The pump of a water distribution system is powered by a 20-kW electric motor whose efficiency is 90%. The water flow rate through the pump is 40 L/s. The diameters of the inlet and outlet pipes are the same and the elevation difference across the pump is negligible. If the absolute pressures at the inlet and outlet of the pump are measured to be 120 kPa and 320 kPa, respectively, determine (a) the mechanical efficiency of the pump, and (b) the temperature rise of water as it flows through the pump due to mechanical inefficiencies.

a) ηpump = 44.44%

b) ΔT = 0.059°C

Explanation:

Given

- Power input to the electric motor: Wmotor = 20 kW

- Electric motor efficiency: ηmotor = 90%

- Water flow rate: V = 40 l/s

- Pressure at the pump inlet: Pint = 120 kPa

- Pressure at the pump outlet: Pout = 320 kPa

- C = 4.186 kJ/Kg*°C

Required:

a) Determine the mechanical efficiency of the pump.

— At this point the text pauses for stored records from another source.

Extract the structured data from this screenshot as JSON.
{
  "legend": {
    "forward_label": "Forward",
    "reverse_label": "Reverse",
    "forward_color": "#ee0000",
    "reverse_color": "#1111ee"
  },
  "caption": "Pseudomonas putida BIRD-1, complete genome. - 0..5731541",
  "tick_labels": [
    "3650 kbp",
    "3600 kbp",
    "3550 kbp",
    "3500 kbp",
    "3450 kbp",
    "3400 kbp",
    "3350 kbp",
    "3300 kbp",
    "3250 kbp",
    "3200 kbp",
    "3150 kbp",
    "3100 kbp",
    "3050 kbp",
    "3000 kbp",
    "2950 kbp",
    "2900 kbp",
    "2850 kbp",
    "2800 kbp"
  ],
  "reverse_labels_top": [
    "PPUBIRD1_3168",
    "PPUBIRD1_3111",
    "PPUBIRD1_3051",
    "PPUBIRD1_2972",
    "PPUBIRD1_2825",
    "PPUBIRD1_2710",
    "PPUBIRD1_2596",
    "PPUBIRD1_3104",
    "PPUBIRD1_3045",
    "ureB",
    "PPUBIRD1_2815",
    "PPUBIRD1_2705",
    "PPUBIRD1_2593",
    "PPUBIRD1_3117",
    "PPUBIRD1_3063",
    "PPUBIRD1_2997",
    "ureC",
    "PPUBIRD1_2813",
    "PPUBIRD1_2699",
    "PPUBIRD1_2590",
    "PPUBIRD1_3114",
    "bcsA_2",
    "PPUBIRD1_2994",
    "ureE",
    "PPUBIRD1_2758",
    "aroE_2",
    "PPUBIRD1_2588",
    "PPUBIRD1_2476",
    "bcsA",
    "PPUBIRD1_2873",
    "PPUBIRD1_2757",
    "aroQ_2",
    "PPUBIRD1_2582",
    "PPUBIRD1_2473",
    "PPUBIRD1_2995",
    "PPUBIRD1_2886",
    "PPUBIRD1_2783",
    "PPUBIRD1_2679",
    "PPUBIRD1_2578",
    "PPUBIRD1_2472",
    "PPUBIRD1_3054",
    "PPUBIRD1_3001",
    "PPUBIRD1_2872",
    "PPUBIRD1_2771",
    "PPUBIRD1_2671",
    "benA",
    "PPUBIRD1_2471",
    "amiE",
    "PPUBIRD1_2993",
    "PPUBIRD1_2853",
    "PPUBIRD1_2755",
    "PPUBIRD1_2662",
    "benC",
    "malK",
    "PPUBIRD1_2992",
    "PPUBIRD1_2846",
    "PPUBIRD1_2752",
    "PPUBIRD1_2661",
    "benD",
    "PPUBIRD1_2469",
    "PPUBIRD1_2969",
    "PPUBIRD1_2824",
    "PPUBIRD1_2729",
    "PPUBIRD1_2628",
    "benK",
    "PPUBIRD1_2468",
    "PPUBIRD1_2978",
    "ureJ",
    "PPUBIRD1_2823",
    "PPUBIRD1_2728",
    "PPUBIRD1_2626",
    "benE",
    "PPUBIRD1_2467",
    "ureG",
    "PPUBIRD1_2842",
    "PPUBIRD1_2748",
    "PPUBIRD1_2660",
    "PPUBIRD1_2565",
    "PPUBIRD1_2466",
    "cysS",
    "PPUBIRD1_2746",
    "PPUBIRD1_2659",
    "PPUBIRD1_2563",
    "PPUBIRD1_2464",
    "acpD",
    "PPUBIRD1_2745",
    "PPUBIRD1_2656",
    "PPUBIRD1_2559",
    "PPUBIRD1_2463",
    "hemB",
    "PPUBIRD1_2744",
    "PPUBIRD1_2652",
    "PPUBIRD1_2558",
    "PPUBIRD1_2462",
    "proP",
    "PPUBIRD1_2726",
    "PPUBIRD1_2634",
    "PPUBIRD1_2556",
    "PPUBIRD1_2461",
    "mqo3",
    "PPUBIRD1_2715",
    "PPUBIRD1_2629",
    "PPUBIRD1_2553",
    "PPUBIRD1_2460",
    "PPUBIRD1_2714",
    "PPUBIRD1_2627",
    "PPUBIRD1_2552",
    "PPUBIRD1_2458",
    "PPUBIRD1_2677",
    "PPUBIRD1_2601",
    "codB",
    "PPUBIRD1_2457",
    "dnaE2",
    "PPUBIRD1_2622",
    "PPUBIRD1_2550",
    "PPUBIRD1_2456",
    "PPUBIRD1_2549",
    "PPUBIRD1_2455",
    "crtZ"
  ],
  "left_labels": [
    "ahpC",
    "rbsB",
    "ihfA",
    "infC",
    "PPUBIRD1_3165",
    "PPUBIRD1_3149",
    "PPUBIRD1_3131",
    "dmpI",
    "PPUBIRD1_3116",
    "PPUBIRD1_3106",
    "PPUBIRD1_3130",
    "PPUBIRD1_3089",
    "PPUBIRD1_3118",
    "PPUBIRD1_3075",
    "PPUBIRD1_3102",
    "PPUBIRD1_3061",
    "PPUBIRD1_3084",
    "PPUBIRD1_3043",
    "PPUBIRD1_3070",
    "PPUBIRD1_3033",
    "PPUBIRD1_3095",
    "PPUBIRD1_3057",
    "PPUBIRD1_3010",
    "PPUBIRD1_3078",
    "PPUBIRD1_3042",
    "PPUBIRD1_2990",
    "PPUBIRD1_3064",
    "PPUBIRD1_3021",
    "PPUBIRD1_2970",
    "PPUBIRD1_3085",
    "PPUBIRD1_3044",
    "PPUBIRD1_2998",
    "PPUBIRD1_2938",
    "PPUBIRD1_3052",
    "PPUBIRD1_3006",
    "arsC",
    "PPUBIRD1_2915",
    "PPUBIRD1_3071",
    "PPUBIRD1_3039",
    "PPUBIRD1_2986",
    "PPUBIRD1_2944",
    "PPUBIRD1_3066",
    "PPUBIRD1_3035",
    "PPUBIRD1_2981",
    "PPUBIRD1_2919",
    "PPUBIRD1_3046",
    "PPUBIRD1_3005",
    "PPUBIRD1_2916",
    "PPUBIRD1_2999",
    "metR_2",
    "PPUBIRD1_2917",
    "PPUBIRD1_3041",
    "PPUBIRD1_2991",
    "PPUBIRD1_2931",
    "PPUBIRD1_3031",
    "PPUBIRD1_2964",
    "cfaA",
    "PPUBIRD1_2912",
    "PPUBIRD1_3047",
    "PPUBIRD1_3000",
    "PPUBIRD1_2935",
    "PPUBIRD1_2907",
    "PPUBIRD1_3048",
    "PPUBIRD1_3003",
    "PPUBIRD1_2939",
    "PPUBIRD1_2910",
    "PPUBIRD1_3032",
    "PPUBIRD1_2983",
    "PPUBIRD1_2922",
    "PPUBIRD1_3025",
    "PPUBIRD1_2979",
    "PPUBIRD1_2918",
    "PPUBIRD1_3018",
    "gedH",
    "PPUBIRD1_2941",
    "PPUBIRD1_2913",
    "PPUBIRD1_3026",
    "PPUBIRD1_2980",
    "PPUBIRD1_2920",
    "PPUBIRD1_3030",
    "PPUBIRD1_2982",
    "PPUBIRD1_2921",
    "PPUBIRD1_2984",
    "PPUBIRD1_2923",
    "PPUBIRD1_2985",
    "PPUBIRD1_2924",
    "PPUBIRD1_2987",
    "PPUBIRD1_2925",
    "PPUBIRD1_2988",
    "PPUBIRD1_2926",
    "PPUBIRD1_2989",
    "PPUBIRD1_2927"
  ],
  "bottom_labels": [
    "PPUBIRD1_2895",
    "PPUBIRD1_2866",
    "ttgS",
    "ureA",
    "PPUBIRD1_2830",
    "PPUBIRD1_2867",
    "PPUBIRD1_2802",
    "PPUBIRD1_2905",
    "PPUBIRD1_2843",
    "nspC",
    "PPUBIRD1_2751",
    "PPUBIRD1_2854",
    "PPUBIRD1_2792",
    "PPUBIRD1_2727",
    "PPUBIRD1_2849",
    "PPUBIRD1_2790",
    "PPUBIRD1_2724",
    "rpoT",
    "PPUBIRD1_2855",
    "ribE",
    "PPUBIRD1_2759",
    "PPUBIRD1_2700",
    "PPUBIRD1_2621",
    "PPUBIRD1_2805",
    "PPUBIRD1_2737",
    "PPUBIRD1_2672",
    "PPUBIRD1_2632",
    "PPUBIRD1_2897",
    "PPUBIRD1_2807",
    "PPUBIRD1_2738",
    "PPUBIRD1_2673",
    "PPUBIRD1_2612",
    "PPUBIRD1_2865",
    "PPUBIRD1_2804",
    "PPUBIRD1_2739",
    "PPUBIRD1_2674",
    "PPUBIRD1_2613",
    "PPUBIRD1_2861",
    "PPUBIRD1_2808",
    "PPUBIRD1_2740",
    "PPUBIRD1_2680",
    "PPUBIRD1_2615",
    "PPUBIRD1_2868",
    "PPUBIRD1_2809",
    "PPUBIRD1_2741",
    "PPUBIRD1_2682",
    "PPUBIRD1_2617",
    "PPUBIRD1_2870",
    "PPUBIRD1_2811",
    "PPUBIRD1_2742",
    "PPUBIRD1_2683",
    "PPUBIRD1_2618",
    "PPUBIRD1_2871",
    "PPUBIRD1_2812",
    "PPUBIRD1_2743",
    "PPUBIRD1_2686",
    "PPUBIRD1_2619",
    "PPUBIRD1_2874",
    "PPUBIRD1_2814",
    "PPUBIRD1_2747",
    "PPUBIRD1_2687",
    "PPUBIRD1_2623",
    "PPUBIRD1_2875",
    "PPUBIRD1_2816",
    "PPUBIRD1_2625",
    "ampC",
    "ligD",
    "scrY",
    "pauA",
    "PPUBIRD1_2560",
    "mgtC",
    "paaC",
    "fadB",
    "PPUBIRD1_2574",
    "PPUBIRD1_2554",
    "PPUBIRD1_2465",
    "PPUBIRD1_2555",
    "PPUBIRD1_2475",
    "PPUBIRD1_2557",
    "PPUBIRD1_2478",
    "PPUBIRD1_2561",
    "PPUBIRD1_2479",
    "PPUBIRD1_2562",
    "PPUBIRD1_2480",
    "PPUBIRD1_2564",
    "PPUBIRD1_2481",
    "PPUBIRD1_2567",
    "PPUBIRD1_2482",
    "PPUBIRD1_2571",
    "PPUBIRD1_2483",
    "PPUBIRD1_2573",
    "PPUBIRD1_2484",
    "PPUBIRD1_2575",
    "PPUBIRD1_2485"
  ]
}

b) Determine the temperature rise of water as it flows through the pump due to mechanical inefficiencies.

Assumptions:

- Steady state operation.

- The elevation difference across the pump is negligible.

Solution:

Mass flow rate of the water could be defined as the following:

m = V/v ⇒ m = 0.04/0.001 = 40 Kg/s

The power supplied to the fluid is obtained from the First Law of Thermodynamics for open system.

Wfluid = m * (Pout - Pin) * v

⇒ Wfluid = (40 Kg/s) * (320 kPa - 120 kPa) * 0.001 = 8 kW

The shaft power could be defined as the following

Wshaft = ηmotor*Wmotor

⇒ Wshaft = 0.9*20 = 18 kW

The mechanical efficiency of the pump could be defined as the following:

ηpump = Wfluid/Wshaft

⇒ ηpump = 8 kW/18 kW = 0.44

⇒ ηpump = 44.44%

Of the 18 kW mechanical power supplied by the pump, only 8 kW is imparted to the fluid as mechanical energy. The remaining 10 kW is converted to thermal energy due to frictional effects, and this "lost" mechanical energy manifests itself as a heating effect in the fluid,

Emech, loss = Wshaft - Wfluid = 18 kW - 8 kW = 10 kW

The temperature rise of water due to this mechanical inefficiency is determined from the thermal energy balance,

Emech, loss = m * (u₂ - u₁) = m*C*ΔT.

Solving for ΔT,

ΔT = Emech, loss / (m*C)

⇒ ΔT = 10 kW / (40 Kg/s*4.186 kJ/Kg*°C) = 0.059°C

Therefore, the water will experience a temperature rise of 0.059°C due to mechanical inefficiency, which is very small, as it flows through the pump.